METHODS: Swiss-CP-Reg records patients of any age diagnosed with CP who are born, are treated, or live in Switzerland. It collects data from medical records and reports, from questionnaires answered by patients and their families, and from data linkage with routine statistics and other registries. The registry contains information on diagnosis, clinical presentation, comorbidities, therapies, personal information, family history, and quality of life.
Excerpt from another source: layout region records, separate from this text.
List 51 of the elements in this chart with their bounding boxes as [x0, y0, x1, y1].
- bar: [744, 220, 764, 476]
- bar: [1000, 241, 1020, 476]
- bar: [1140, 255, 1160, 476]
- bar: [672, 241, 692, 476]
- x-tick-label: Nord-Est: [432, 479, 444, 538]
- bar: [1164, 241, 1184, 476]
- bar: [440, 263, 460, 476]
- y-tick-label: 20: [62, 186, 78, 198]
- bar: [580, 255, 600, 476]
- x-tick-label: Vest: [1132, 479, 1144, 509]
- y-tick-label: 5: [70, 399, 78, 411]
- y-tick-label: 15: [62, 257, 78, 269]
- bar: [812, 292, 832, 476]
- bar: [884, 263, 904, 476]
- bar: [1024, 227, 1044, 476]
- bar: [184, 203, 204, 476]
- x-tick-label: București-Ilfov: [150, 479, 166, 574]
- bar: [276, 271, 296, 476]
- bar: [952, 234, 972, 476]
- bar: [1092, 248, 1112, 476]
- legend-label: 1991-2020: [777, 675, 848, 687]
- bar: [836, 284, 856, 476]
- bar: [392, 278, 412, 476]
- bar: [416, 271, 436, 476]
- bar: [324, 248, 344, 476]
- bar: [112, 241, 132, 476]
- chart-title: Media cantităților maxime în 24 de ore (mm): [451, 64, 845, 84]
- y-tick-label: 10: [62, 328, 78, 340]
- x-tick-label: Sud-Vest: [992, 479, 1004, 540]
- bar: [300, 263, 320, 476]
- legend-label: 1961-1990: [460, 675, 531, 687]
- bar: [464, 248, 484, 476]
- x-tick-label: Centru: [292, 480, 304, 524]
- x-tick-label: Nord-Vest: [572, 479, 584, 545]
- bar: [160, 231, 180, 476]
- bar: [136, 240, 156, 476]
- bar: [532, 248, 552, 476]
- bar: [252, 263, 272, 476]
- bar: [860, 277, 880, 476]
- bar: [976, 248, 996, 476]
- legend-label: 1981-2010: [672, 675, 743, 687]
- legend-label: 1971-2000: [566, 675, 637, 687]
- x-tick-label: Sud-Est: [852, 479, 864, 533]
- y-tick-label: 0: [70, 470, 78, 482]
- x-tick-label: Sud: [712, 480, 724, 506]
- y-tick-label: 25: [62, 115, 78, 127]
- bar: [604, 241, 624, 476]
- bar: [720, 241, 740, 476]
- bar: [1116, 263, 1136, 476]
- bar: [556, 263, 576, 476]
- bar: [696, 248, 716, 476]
RESULTS: From August 2017 to August 2021, 546 participants (55% male, mean age at registration 8 years [interquartile range IQR: 5–12]), were enrolled in Swiss-CP-Reg. Most had been born at term (56%), were less than two years old at diagnosis (73%, median 18 months, IQR: 9–25), and were diagnosed with spastic CP (76%). Most (59%) live with a mild motor impairment (Gross Motor Function Classification System [GMFCS] level I or II), 12% with a moderate motor impairment (GMFCS level III), and 29% with a severe motor impairment (GMFCS level IV or V). In a subset of 170 participants, we measured intelligence quotient (IQ) and saw lower IQs with increasing GMFCS level. Swiss-CP-Reg has a strong interest in research, with four nested projects running currently, and many more planned.
CONCLUSIONS: Swiss-CP-Reg collects and exchanges national data on people living with CP to answer clinically relevant questions. Its structure enables retrospective and prospective data collection and knowledge exchange between experts to optimise and standardise treatment and to improve the health and quality of life of those diagnosed with CP in Switzerland.